The National Institute of Mental Health acknowledges seasonal affective disorder but doesn't consider it a standalone illness. Instead, it categorizes seasonal affective disorder as a type of depression that displays a seasonal pattern. It defines the disorder as a type of depression that comes and goes with seasons, typically starting in the late fall and early winter and going away during the spring and summer.

In order to be officially diagnosed with seasonal affective disorder, a person must exhibit symptoms of regular depression like feelings of hopelessness or loss of interest in activities in conjunction with a spike during the winter months in which they display low energy, overeating, weight gain, social withdrawal or other symptoms. Women are four times at risk as men, according to the NIMH. Those who live far from the equator, have existing depression or are in a younger age group are also more likely to suffer from the disorder. The cause of seasonal affective disorder is unknown, though researchers believe it could have something to do with unstable seratonin levels, overproduction of melatonin, or low levels of vitamin D. Treatment for it is available with medication, light therapy, psychotherapy and/or vitamins. 

Though the NIMH acknowledges the illness and its treatment, the actual existence of seasonal affective disorder has recently been called into question. In a study published Jan. 2016 in the Journal of Association for Psychological Science, researchers at Auburn University at Montgomery in Alabama tried to find concrete links between depression and particular seasons or locations.

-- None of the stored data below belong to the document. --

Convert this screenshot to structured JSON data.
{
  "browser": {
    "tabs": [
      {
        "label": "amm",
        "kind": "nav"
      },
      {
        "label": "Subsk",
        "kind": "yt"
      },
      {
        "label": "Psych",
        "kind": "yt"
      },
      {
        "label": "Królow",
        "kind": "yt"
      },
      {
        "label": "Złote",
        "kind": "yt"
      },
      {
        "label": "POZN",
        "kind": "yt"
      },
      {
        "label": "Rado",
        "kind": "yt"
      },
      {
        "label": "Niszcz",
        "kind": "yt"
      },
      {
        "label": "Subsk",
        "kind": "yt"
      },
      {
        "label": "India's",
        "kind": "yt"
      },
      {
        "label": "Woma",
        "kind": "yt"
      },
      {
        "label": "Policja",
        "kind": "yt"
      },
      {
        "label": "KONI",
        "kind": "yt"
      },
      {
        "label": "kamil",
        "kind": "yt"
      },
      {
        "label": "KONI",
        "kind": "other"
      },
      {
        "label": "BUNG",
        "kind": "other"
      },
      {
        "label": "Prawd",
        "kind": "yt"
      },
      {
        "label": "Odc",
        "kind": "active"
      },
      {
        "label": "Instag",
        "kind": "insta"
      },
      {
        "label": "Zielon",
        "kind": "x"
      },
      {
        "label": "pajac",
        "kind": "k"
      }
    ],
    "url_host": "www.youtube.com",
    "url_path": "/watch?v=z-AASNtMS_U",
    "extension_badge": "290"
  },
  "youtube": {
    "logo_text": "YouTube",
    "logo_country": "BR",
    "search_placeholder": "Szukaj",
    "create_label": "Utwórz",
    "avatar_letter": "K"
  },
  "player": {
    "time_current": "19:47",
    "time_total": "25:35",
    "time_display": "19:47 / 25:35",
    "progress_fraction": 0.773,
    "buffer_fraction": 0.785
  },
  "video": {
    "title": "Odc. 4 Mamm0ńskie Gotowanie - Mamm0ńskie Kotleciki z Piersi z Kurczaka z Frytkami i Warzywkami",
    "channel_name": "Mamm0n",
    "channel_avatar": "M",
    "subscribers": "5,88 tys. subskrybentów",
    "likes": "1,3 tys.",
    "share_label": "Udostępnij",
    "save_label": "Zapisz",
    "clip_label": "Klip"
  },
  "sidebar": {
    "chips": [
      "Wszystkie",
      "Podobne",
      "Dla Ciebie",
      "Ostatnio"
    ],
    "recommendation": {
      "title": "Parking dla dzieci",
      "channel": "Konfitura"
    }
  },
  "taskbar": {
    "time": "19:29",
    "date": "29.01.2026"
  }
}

They found no evidence that seasonal affective disorder exists. 

"In conversations with colleagues, the belief in the association of seasonal changes with depression is more or less taken as a given and the same belief is widespread in our culture," said Steven LoBello, a professor of psychology at Auburn University at Montgomery and the senior author of the study. "We analyzed the data from many angles and found that the prevalence of depression is very stable across different latitudes, seasons of the year and sunlight exposures.